If you still with your idea of Python REGEX, for sure it's possible.
1) Revise the format you want to parse: GTF (link to format description)
2) You want to extract an information from the last column (attribute column), which can be composed by several tags, separated by a semi-column (';').
3) Now you now want you want, you can use the Python REGEX to build the extraction code from the pseudocode like "{transcript_id}{\space}{id_value};", which gives you in python the following regex:
"transcript_id\s([^;]+);?"
where:
transcript_id => the tag you want to find
\s => represents a space, as in GTF format, the attributes are like this: "TAG{SPACE}VALUE;
([^;]+) => We want to extract ALL the characters EXCEPT the semi-column as the semi-column is the attribute separator. Also, we use the parenthesis to tell to Python "I want to extract this information". In the version you pasted, they use [^\s] to say that spaces are not allowed in the ID.
;? => In REGEX, using '?' tells that I don't know if this character is present. Sometimes, the end of the GTF line doesn't contain this semi-column (which is mandatory). So, with ";?", python will check if the ';' if found or not (for the last field).
So, from this piece of information, you can write a python function to extract the transcript_id from a gff line:
#!usr/bin/env python3
# Stdlib Python3
import re
# Constants
GFF_SEP = "\t"
# Create a function to extract the transcript_id from a gff line.
# We assume that there is only ONE transcript_id per line.
def get_transcript_id(gffline):
""" Returns the transcript_id (str) in the gffline.
None if transcript_id not found.
"""
# We first extract the attribute field (the last one) as you know that your tag is here
attribute_field = gffline.strip().split(GFF_SEP)[-1]
regex_pattern = re.compile("transcript_id\s([^;]+);?")
regex_results = regex_pattern.search(attribute_field)
try:
return regex_results.group(1)
except AttributeError:
return None
def main():
"""
"""
one_gff_line = """1\tprocessed_transcript\ttranscript\t11869\t14409\t.\t+\t.\tgene_id "ENSG00000223972"; transcript_id "ENST00000456328"; gene_name "DDX11L1"; gene_sourc e "havana"; gene_biotype "transcribed_unprocessed_pseudogene"; transcript_name "DDX11L1-002"; transcript_source "havana";"""
tr_id = get_transcript_id(one_gff_line)
if tr_id:
print("transcript_id extracted = %s" % (tr_id))
else:
print("transcript_id tag not found.")
if __name__ == "__main__":
main()
And as you can see, this function can easily be extended to match any tag you want, by changing the function signature adding an other parameter: "tag_name". ;)
I hope this helps and feel free to ask if something is not clear.
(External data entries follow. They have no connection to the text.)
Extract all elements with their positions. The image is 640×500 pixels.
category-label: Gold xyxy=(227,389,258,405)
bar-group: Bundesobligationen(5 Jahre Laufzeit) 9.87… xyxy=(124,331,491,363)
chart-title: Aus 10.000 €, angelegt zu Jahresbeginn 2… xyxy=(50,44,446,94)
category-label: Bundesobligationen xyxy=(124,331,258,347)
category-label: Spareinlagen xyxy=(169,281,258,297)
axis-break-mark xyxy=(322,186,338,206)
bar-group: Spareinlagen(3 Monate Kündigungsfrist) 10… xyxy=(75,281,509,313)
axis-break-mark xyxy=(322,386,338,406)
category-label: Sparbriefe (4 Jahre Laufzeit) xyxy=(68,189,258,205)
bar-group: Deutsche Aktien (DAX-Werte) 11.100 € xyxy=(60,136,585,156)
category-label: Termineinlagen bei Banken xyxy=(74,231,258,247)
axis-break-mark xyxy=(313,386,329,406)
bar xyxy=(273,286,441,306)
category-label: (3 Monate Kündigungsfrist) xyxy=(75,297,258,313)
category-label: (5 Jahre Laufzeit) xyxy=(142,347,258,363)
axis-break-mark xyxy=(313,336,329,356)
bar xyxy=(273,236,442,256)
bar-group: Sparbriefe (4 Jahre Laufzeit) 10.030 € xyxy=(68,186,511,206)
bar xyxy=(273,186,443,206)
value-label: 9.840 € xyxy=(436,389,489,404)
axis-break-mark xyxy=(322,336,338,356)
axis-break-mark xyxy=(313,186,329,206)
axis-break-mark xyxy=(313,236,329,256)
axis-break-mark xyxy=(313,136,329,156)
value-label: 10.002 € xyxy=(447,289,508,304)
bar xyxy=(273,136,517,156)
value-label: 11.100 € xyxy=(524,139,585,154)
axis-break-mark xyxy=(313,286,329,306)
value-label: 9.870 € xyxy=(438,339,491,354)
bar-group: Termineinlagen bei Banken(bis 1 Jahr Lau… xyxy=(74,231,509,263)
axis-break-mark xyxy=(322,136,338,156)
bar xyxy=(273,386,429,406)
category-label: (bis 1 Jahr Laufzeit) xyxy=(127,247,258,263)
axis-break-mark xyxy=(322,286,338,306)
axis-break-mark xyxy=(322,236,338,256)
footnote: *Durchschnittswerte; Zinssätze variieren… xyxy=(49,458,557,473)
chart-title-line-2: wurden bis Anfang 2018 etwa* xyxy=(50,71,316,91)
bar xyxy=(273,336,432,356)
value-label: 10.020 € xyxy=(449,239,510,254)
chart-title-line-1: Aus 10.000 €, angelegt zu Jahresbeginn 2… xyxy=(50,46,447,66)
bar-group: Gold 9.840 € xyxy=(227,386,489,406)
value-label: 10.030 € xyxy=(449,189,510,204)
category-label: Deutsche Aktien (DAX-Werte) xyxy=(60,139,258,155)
Actually I do like this approach, thank you to share Devon. Your solution is a bit slower than regex, but definitively safer. Thanks!
Hey Ryan If I want to parse the GRCH38 or 37 transcripts (model transcripts) just from chr22, to use them in kallisto analisys for reads quantifications.
I could use your deeptools calling which functions? Paulo
I'd use awk instead, it'd be easier for filtering.